Google’s Chrome browser has a new flag in the Canary channel that alerts users when pages make heavy use of data. The new feature is called “Heavy Page Capping,” and it can be enabled in the newest Chrome Canary release with the flag “chrome://flags/#enable-heavy-page-capping”. This will work across the mobile and desktop versions of Chrome Canary, and pops up an alert when a page that’s going to take more than 10MB tries to load. The notification, in turn, will allow you to stop the page from loading if you so choose. Doing this will interrupt loading right where it is, just like pressing the X button that takes over the page reload button while a page is actively loading. While Chrome does not offer any official means to mitigate data-heavy sites without ceasing to display them, users with good timing can use this feature to load only a few features of a given site, so long as that’s the content that they’re after.
This new feature is quite the welcomed addition for mobile users on a limited data plan, though that’s far from the only plausible use case. For security purposes, for example, this feature could tell a seasoned user or a web developer when a page is using far more data than expected, which could be an indication that there’s something going on under the surface that’s not supposed to be happening, such as malicious software or hidden downloaders. It can also be compared to the total size of a page’s resources to give a webmaster insight into just how much of their viewers’ data the site’s ads are taking up, as another example.

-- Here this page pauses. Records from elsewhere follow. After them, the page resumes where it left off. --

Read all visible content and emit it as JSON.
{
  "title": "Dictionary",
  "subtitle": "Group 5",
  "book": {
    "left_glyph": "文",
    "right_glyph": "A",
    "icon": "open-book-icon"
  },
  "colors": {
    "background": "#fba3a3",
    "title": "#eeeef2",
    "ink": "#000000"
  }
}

This feature being hidden behind a flag in Chrome Canary may well mean that the feature is not in its final iteration, and may not make its way into Chrome Stable in its current state, if at all. This goes hand in hand with Chrome’s Data Saver, also available on both desktop and mobile. The most recent official update to Chrome in the Stable channel was version 67, which brought support for new VR features and some other tweaks. Aside from that, the browser and its offshoot OS have also gotten some changes meant to utilize AI to reduce the system’s RAM usage, hopefully offsetting a fix pertaining to the Spectre and Meltdown processor vulnerabilities that increased Chrome’s RAM usage recently.